Urdhva Yoga


In whatever we do, seeking fulfillment and joy remains at the centre to all our pursuits. Yet, it is like a mirage or comes fleetingly and does not last. Some may seek appreciation, fame, wealth, or sensual pleasures to derive this joy. In this constant chase, we are like the deer in the desert chasing a mirage in search of water ultimately succumbing to exhaustion and distress.

The classical text of Yoga, Yogasutras of Pātañjali presents deep insights into the human psyche and methods for finding peace and lasting joy. This state of mind is referred to as chitta prasadanam, the state of clarity and pleasantness of the mind.

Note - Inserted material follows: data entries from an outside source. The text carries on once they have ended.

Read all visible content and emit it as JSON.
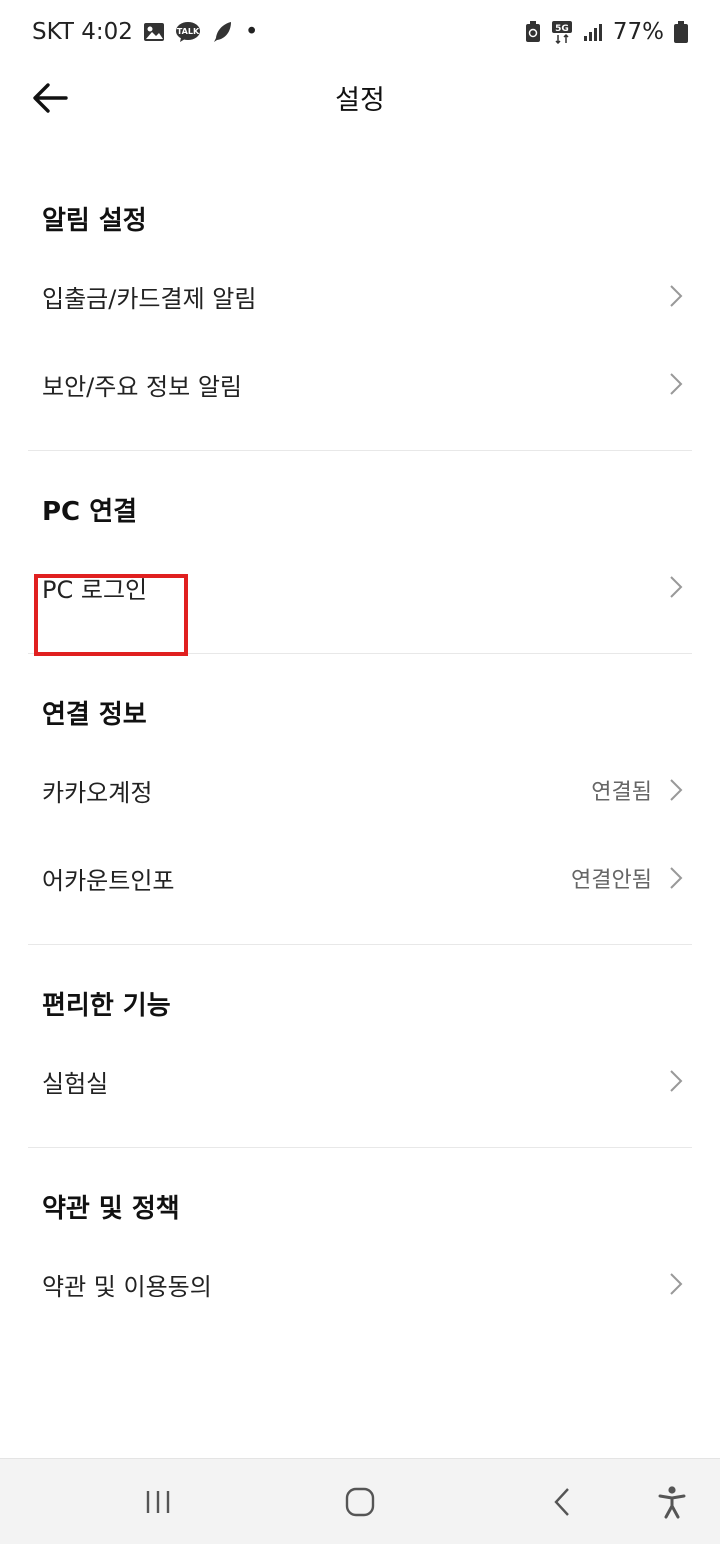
{
  "status": {
    "carrier_time": "SKT 4:02",
    "dot": "•",
    "battery": "77%",
    "icons": [
      "gallery-icon",
      "kakaotalk-icon",
      "feather-icon",
      "battery-saver-icon",
      "5g-icon",
      "signal-icon",
      "battery-icon"
    ]
  },
  "header": {
    "title": "설정",
    "back_icon": "arrow-left-icon"
  },
  "sections": [
    {
      "title": "알림 설정",
      "items": [
        {
          "label": "입출금/카드결제 알림",
          "value": ""
        },
        {
          "label": "보안/주요 정보 알림",
          "value": ""
        }
      ]
    },
    {
      "title": "PC 연결",
      "items": [
        {
          "label": "PC 로그인",
          "value": ""
        }
      ]
    },
    {
      "title": "연결 정보",
      "items": [
        {
          "label": "카카오계정",
          "value": "연결됨"
        },
        {
          "label": "어카운트인포",
          "value": "연결안됨"
        }
      ]
    },
    {
      "title": "편리한 기능",
      "items": [
        {
          "label": "실험실",
          "value": ""
        }
      ]
    },
    {
      "title": "약관 및 정책",
      "items": [
        {
          "label": "약관 및 이용동의",
          "value": ""
        }
      ]
    }
  ],
  "highlight_color": "#e02020",
  "navigation": {
    "icons": [
      "recent-apps-icon",
      "home-icon",
      "back-icon",
      "accessibility-icon"
    ]
  }
}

bhāvanātaḥ citta-prasādanam
–PATANJALI Yoga Sutra 1.33


1. Friendliness (maitri) towards those who are happy (sukha)
2. Compassion (karuna) towards those who are sorrowful (dukha)
3. Joyfulness (mudita) towards those performing good actions (punya)
4. Indifference (upeksha) towards those performing evil actions (apunya)
The practice of these attitudes bestows chitta prasadanam – a mind that is pleasant, joyful and steady. A mind that is not steady can not be joyful and vice versa. Knowing how to associate with others and their state, and even when to be indifferent can save us from a lot of unnecessary distractions.

To practice these attitudes, one can begin with honestly facing their attitude to someone who is happy, sad, and suffering, succeeding because of their positive actions and performing evil actions. We have six negative emotions: desire, anger, attachment, greed, pride, and jealousy. When they are allowed to run loose, the mind becomes fearful, anxious, agitated, and depressed. A joyful mind is clear and stable, has the capacity of discrimination remains undisturbed by the conflicting aspects of life experiences. All practices of Yoga, especially the yamas and niyamas are helpful in cultivating these attitudes.

Slowly and steadily the mind is elevated to a state of chitta-prasadanam!